Critique littéraire : La Tempête de Gabriel Anctil

La Tempête

Gabriel Anctil

Éditions XYZ

Une grande maison dans un immense brouillard

7 janvier 1998. Prisonniers de la violente crise du verglas qui s’abat sur le Québec, Jean, son père et sa mère se retrouvent confinés dans une grande maison avec son oncle, sa tante et sa grand-mère. L’atmosphère est tendue et sèche, presque tranchante. Les murs se rapprochent les uns des autres, alors que le plafond descend et que le plancher monte. On étouffe. Si la tempête fait rage à l’extérieur, c’est une tourmente plus grande et plus brutale qui se prépare au sein de cette famille incongrue.
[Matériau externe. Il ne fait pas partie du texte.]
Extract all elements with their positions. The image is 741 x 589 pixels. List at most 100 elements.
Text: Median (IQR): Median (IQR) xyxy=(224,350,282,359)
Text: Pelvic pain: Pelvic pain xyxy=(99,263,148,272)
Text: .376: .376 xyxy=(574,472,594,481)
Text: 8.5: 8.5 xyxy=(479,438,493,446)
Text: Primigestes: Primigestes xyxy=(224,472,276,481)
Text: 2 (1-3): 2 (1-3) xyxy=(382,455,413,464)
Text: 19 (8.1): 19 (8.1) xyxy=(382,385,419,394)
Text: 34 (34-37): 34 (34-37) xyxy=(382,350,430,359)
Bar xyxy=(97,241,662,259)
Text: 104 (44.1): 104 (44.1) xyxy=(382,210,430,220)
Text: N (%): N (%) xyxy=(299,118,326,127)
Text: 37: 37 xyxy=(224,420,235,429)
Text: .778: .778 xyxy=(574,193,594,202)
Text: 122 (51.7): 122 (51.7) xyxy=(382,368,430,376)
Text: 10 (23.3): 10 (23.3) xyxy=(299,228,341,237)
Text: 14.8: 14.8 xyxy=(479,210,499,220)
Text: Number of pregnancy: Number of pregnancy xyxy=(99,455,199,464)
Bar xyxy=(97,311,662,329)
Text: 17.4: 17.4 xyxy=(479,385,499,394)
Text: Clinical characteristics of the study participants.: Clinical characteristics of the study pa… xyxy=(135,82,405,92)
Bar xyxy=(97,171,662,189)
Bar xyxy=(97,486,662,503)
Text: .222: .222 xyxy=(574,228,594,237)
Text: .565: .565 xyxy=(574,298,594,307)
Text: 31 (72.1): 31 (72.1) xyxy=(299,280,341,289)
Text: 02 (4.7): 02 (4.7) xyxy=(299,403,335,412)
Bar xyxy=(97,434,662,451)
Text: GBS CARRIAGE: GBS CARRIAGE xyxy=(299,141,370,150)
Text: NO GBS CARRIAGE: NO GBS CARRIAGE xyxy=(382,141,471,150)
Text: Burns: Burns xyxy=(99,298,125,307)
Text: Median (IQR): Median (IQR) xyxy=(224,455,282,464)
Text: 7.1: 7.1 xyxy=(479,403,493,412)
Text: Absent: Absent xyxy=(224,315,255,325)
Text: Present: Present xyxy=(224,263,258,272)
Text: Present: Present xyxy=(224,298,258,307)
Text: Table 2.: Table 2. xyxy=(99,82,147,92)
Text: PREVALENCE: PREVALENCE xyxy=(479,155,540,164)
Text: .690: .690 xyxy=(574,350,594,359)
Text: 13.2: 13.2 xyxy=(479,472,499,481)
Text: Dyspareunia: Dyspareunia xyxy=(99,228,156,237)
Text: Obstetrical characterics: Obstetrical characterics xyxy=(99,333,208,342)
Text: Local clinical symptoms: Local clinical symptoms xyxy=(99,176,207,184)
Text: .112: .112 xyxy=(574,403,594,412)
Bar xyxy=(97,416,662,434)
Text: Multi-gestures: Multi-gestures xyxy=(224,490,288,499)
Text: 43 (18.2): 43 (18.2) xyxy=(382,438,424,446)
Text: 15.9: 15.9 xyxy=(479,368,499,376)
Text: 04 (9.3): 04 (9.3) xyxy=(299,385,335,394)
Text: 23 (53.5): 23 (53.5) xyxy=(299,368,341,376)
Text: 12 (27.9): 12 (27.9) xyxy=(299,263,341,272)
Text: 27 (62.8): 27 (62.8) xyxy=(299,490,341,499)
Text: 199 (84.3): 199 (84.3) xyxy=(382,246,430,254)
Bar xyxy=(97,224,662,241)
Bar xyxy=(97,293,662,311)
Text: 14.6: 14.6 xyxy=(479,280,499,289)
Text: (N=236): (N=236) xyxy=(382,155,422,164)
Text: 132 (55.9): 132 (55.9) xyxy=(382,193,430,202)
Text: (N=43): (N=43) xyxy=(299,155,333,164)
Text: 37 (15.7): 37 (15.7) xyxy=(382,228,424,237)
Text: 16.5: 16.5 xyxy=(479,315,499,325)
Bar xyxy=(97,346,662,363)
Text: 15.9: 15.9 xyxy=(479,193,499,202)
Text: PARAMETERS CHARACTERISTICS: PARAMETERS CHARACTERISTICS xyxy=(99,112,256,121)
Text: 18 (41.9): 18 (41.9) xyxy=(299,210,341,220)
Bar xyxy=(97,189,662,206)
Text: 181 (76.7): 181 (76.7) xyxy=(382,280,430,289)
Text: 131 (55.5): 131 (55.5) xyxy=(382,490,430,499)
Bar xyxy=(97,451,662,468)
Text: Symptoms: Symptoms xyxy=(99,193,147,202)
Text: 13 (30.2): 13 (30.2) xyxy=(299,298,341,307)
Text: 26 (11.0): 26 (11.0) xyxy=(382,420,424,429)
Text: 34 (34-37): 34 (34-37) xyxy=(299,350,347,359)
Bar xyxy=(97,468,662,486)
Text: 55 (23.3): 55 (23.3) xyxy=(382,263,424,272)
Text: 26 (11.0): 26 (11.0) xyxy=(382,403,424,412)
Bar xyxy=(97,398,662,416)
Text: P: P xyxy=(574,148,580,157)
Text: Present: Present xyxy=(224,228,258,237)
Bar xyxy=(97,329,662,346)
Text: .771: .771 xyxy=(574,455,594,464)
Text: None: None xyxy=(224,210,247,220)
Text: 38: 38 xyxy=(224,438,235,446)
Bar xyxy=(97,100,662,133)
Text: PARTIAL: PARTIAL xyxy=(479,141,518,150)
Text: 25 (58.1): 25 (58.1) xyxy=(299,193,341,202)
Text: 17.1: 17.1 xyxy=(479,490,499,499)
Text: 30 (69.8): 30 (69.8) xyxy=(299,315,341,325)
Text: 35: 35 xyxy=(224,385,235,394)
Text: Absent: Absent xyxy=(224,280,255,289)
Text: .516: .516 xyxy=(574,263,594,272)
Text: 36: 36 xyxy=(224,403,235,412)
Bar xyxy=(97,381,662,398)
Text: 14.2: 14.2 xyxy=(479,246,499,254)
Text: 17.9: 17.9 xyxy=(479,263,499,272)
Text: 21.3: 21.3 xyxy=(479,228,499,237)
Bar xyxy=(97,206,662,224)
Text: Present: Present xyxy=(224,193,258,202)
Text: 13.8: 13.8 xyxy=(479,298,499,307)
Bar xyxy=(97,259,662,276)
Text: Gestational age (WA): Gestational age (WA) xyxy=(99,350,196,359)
Gabriel Anctil propose, avec son deuxième roman, un huis clos québécois où les mœurs des uns se heurtent à celles des autres. L’histoire est très bien ancrée dans les circonstances historiques, artistiques et sociales de l’époque. La profondeur de la recherche effectuée est perceptible entre les lignes de l’auteur, mais elle s’efface plutôt agilement d’un chapitre à l’autre. Les lecteurs ayant vécu eux-mêmes la crise du verglas y retrouveront une once de nostalgie, deux tasses de plaisir et un litre de souvenirs.

Mais ce ne sera pas sans gêne, puisque les personnages du roman sont d’un caricatural assez agaçant. Bien que l’on puisse s’y identifier un peu, il subsiste une certaine réticence quant au laisser-aller qu’un roman se doit de véhiculer. Par conséquent, La Tempête reste en surface et ne peut pratiquement pas s’étendre sur l’émotion, les sentiments du lecteur.

Si le choix du huis clos est intéressant d’un point de vue formel, il est toutefois complexe de le rendre séduisant sur le plan du contenu. Les dialogues qui dominent presque la narration du roman et la prose de l’auteur sont plus ou moins crédibles parce qu’ils sont souvent situés entre deux niveaux de langue. Le dialogue est un art en soi, difficile à maîtriser et à coucher sur le papier.

La deuxième œuvre de Gabriel Anctil se termine comme un baume parfumé sur une plaie qui brûle. L’image de la fin rappelle toutes celles savamment suggérées et trop vites noyées par des prises de paroles plus ou moins utiles à l’avancement du récit.

L’unique, mais gros défaut de La Tempête, c’est le trop peu de place que les personnages et les dialogues laissent à l’auteur, à sa prose, à son cœur. Ce roman a quelque chose à dire, de beau et de vrai, mais il le crie trop fort ou le murmure trop bas. C’est tout de même une œuvre divertissante, dans ses rebondissements, son histoire et son contexte.